Ce projet Stolpersteine verra sa concrétisation le 1er mai par la pose, à différentes adresses du centre-ville de Strasbourg, de plusieurs dizaines de pavés de laiton par Gunter Demnig.

Ces poses seront élargies aux communes de l’Eurométropole et au Bas-Rhin dans les prochains mois et les prochaines années.

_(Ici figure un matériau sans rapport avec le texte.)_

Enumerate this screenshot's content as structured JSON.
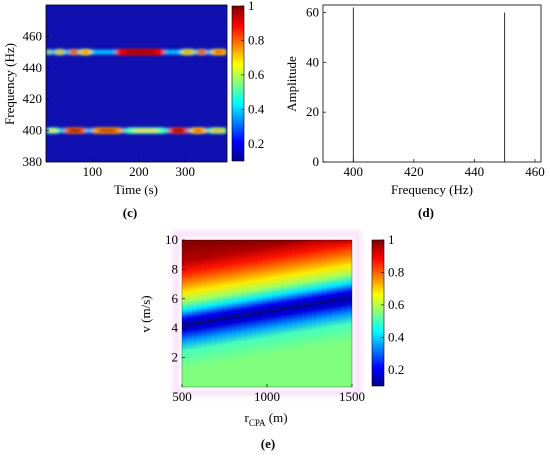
{
  "chart_data": [
    {
      "id": "c",
      "panel_label": "(c)",
      "type": "heatmap",
      "xlabel": "Time (s)",
      "ylabel": "Frequency (Hz)",
      "xlim": [
        0,
        390
      ],
      "ylim": [
        380,
        480
      ],
      "xticks": [
        100,
        200,
        300
      ],
      "yticks": [
        380,
        400,
        420,
        440,
        460
      ],
      "background_color": "#1010b0",
      "colorbar": {
        "min": 0.1,
        "max": 1,
        "ticks": [
          0.2,
          0.4,
          0.6,
          0.8,
          1
        ],
        "tick_labels": [
          "0.2",
          "0.4",
          "0.6",
          "0.8",
          "1"
        ]
      },
      "bands": [
        {
          "frequency": 450,
          "segments": [
            {
              "t_start": 0,
              "t_end": 10,
              "level": 0.55
            },
            {
              "t_start": 20,
              "t_end": 40,
              "level": 0.6
            },
            {
              "t_start": 50,
              "t_end": 70,
              "level": 0.75
            },
            {
              "t_start": 72,
              "t_end": 98,
              "level": 0.65
            },
            {
              "t_start": 150,
              "t_end": 255,
              "level": 0.9
            },
            {
              "t_start": 290,
              "t_end": 320,
              "level": 0.6
            },
            {
              "t_start": 325,
              "t_end": 345,
              "level": 0.75
            },
            {
              "t_start": 355,
              "t_end": 390,
              "level": 0.7
            }
          ]
        },
        {
          "frequency": 400,
          "segments": [
            {
              "t_start": 0,
              "t_end": 30,
              "level": 0.5
            },
            {
              "t_start": 40,
              "t_end": 85,
              "level": 0.8
            },
            {
              "t_start": 100,
              "t_end": 165,
              "level": 0.75
            },
            {
              "t_start": 170,
              "t_end": 260,
              "level": 0.5
            },
            {
              "t_start": 265,
              "t_end": 305,
              "level": 0.85
            },
            {
              "t_start": 310,
              "t_end": 345,
              "level": 0.7
            },
            {
              "t_start": 350,
              "t_end": 390,
              "level": 0.55
            }
          ]
        }
      ]
    },
    {
      "id": "d",
      "panel_label": "(d)",
      "type": "line",
      "xlabel": "Frequency (Hz)",
      "ylabel": "Amplitude",
      "xlim": [
        390,
        462
      ],
      "ylim": [
        0,
        63
      ],
      "xticks": [
        400,
        420,
        440,
        460
      ],
      "yticks": [
        0,
        20,
        40,
        60
      ],
      "spikes": [
        {
          "x": 400,
          "y": 62
        },
        {
          "x": 450,
          "y": 60
        }
      ]
    },
    {
      "id": "e",
      "panel_label": "(e)",
      "type": "heatmap",
      "xlabel": "r",
      "xlabel_sub": "CPA",
      "xlabel_unit": " (m)",
      "ylabel": "v (m/s)",
      "xlim": [
        500,
        1500
      ],
      "ylim": [
        0,
        10
      ],
      "xticks": [
        500,
        1000,
        1500
      ],
      "yticks": [
        2,
        4,
        6,
        8,
        10
      ],
      "colorbar": {
        "min": 0.1,
        "max": 1,
        "ticks": [
          0.2,
          0.4,
          0.6,
          0.8,
          1
        ],
        "tick_labels": [
          "0.2",
          "0.4",
          "0.6",
          "0.8",
          "1"
        ]
      },
      "trough_line": [
        {
          "x": 500,
          "y": 4.2
        },
        {
          "x": 1500,
          "y": 6.1
        }
      ],
      "profile": [
        {
          "dy": -4.5,
          "level": 0.55
        },
        {
          "dy": -3.0,
          "level": 0.55
        },
        {
          "dy": -1.8,
          "level": 0.5
        },
        {
          "dy": -1.1,
          "level": 0.35
        },
        {
          "dy": -0.4,
          "level": 0.18
        },
        {
          "dy": 0,
          "level": 0.12
        },
        {
          "dy": 0.4,
          "level": 0.2
        },
        {
          "dy": 1.0,
          "level": 0.42
        },
        {
          "dy": 1.6,
          "level": 0.58
        },
        {
          "dy": 2.2,
          "level": 0.68
        },
        {
          "dy": 2.9,
          "level": 0.78
        },
        {
          "dy": 3.6,
          "level": 0.87
        },
        {
          "dy": 4.3,
          "level": 0.95
        },
        {
          "dy": 6.5,
          "level": 1.0
        }
      ]
    }
  ]
}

Une inauguration très officielle

C’est devant un parterre d’officiels, responsables associatifs et institutionnels, de représentants du corps diplomatique, de la Ville et du Département, de l’Académie et du Rectorat, des instances de la Communauté juive de Strasbourg, de représentants des Universités de Fribourg et de Strasbourg, des Archives de Strasbourg et de Kehl, d’enseignants, de parents d’élèves, de la Presse des deux côtés du Rhin, des membres des familles concernées… que l‘inauguration a eu lieu à la Résidence ORT Clemenceau le vendredi matin 25 janvier. Certaines personnes avaient fait le voyage pour l’occasion de Rome, Berlin, Fribourg, du Jura suisse, de Metz et de Colmar…
Dietmar Wenger, Consul de la République fédérale d’Allemagne à Strasbourg, Michel Benoilid, Proviseur du Lycée ORT, Alain Fontanel, Premier adjoint au maire chargé de la culture et du patrimoine, Anne Thomas, responsable internationale du projet Stolpersteine et Richard Aboaf, chargé de l’action culturelle à l’ORT Strasbourg, ont tour à tour pris la parole pour donner sens au projet et évoquer de manière forte la symbolique de ces pavés de la mémoire, qui verront le jour sur les trottoirs de la ville au mois de mai de cette année.

Donner sens au projet et l’insérer dans la mémoire locale

Vecteur idéal qui réduit et revisite le concept de monument ou de mémorial en le positionnant dans une forme de « Street Art mémoriel », les Stolpersteine agissent comme une empreinte nominative et individualisée, posée dans l’espace public, sur le trottoir. Ils constituent un moyen idéal pour atteindre le passant, le Bystander. L’objectif majeur de ces poses est bien entendu mémoriel : perpétuer le souvenir de la Shoah et de l’ensemble des victimes des crimes nazis. Le projet a par ailleurs une forte visée pédagogique, avec une implication locale et populaire, en y intégrant des structures scolaires, des associations, des familles, le grand public, comme cela a été le cas dans la ville voisine de Kehl, où les initiatives citoyennes se sont multipliées ces dernières années.

Rappelons que 890 personnes, membres de la communauté juive qui habitaient à Strasbourg et avaient quitté la ville dès septembre 1939, ont été déportées. Le chiffre est de 2464 pour le Bas-Rhin, constituant ainsi la très grande majorité des déportés de notre ville et de notre département.

La préservation de cette mémoire incite les historiens et les acteurs du projet à archiver les recherches biographiques et historiographiques qui ont déjà été réalisées et continuent de l’être, sur la base d’archives locales, nationales et internationales. Ces recherches seront mises sur une plateforme électronique de publication et de consultation pour le grand public d’ici quelques mois.

Cette exposition, dont l’itinérance est déjà prévue sur plusieurs sites prestigieux, constitue le préambule et la préfiguration de la pose des premiers Stolpersteine dans la capitale alsacienne, gardienne de la mémoire de notre continent. Strasbourg l’européenne porte en son cœur, depuis la fin de la Seconde Guerre mondiale, un souci essentiel, celui de préserver la paix et la liberté pour les générations futures. Cela passe aussi par la préservation de son histoire et de sa mémoire. Les Stolpersteine en feront désormais partie.